URN: urn:nbn:de:bsz:180-madoc-640010
Document Type: Article
Year of publication: 2022
The title of a journal, publication series: Experimental Psychology
Volume: 69
Issue number: 6
Page range: 335-350
Place of publication: Göttingen
Publishing house: Hogrefe
ISSN: 1618-3169 , 2190-5142
Publication language: English
Institution: Außerfakultäre Einrichtungen > Graduiertenkolleg "Statistical Modeling in Psychology" (SMiP)
School of Social Sciences > Kognitive Psychologie (Seniorprofessur) (Erdfelder 2019-)

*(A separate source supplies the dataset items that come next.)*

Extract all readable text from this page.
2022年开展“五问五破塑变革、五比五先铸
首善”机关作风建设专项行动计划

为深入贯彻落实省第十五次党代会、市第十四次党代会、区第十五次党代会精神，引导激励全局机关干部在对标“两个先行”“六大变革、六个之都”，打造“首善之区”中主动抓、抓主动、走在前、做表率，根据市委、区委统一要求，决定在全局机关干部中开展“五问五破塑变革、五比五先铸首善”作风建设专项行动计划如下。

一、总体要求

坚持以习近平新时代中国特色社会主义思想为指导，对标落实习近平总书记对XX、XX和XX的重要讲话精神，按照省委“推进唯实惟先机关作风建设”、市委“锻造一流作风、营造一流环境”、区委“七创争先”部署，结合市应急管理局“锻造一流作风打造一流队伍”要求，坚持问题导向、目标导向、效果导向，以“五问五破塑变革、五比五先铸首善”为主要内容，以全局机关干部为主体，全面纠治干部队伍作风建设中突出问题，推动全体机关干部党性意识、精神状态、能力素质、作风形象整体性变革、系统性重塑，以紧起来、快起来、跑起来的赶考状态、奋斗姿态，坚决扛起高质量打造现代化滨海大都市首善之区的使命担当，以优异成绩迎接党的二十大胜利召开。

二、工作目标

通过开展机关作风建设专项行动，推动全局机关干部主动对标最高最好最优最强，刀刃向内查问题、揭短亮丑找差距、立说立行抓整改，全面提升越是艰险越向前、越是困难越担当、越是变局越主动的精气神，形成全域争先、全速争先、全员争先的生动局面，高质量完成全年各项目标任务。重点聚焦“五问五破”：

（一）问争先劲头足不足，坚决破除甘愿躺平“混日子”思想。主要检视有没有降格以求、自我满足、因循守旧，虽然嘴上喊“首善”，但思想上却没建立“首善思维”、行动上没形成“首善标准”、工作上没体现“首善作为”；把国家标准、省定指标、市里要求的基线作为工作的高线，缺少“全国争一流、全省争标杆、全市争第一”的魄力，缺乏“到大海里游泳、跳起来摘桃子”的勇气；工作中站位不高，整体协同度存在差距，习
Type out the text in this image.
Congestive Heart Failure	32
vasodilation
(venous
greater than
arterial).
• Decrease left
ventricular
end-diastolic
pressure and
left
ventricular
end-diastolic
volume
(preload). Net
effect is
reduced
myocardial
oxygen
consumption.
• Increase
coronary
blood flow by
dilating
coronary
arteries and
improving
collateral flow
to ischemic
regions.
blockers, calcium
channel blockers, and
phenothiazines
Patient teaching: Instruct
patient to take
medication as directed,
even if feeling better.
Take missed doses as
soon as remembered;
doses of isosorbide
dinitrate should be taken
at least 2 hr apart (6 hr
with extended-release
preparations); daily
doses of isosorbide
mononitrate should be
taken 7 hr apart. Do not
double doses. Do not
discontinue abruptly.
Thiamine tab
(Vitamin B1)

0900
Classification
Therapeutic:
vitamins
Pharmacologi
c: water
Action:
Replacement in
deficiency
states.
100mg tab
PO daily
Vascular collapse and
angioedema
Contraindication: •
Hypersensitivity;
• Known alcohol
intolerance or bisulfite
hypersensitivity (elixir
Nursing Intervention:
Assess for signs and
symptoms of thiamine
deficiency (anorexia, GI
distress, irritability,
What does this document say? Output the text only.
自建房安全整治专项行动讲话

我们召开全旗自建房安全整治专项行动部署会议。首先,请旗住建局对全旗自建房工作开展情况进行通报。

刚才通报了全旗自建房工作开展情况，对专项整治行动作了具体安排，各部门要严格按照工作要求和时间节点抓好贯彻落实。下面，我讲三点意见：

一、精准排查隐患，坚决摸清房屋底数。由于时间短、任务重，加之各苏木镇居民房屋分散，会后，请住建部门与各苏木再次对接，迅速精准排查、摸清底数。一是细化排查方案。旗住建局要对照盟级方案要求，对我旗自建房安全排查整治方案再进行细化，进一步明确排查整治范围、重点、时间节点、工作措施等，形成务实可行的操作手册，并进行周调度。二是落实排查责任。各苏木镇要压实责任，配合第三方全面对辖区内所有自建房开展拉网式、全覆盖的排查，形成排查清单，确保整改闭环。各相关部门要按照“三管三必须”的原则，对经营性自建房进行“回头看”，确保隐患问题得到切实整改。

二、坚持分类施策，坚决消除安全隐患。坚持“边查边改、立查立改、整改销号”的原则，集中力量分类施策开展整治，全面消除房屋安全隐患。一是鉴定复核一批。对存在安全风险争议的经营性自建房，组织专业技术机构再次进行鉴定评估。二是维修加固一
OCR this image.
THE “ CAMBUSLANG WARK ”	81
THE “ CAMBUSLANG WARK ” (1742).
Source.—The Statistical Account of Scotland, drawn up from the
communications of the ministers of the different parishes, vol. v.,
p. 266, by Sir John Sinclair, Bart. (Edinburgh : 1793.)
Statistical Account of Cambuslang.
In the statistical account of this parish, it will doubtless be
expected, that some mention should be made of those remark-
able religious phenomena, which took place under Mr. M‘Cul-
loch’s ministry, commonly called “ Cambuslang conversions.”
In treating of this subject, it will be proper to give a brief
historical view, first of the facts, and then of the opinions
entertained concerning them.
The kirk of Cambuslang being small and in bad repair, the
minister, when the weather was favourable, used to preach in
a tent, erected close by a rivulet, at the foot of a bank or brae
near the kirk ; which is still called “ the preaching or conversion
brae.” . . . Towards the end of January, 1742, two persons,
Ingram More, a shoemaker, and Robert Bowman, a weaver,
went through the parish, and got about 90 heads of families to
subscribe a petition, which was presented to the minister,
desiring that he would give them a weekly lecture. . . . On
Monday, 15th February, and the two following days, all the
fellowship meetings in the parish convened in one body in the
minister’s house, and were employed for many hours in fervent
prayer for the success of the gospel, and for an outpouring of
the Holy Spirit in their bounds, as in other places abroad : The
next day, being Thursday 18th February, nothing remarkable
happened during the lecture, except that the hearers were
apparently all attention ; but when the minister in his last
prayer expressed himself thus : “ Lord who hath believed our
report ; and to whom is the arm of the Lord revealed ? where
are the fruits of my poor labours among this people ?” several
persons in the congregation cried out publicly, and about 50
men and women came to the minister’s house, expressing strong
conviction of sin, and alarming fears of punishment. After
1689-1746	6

Pre-existing license: Creative Commons Attribution 4.0 International (CC BY 4.0)
Subject: 150 Psychology
Abstract: Somewhat counterintuitively, alcohol consumption following learning of new information has been shown to enhance performance on a delayed subsequent memory test. This phenomenon has become known as the retrograde facilitation effect (Parker et al., 1981). Although conceptually replicated repeatedly, serious methodological problems are associated with most previous demonstrations of retrograde facilitation. Moreover, two potential explanations have been proposed, the interference and the consolidation hypothesis. So far, empirical evidence for and against both hypotheses is inconclusive (Wixted, 2004). To scrutinize the existence of the effect, we conducted a pre-registered replication that avoided common methodological pitfalls. In addition, we used Küpper-Tetzel and Erdfelder’s (2012) multinomial processing tree (MPT) model to disentangle encoding, maintenance, and retrieval contributions to memory performance. With a total sample size of N = 93, we found no evidence for retrograde facilitation in overall cued or free recall of previously presented word pairs. In line with this, MPT analyses also showed no reliable difference in maintenance probabilities. However, MPT analyses revealed a robust alcohol advantage in retrieval. We conclude that alcohol-induced retrograde facilitation might exist and be driven by an underlying retrieval benefit. Future research is needed to investigate potential moderators and mediators of the effect explicitly.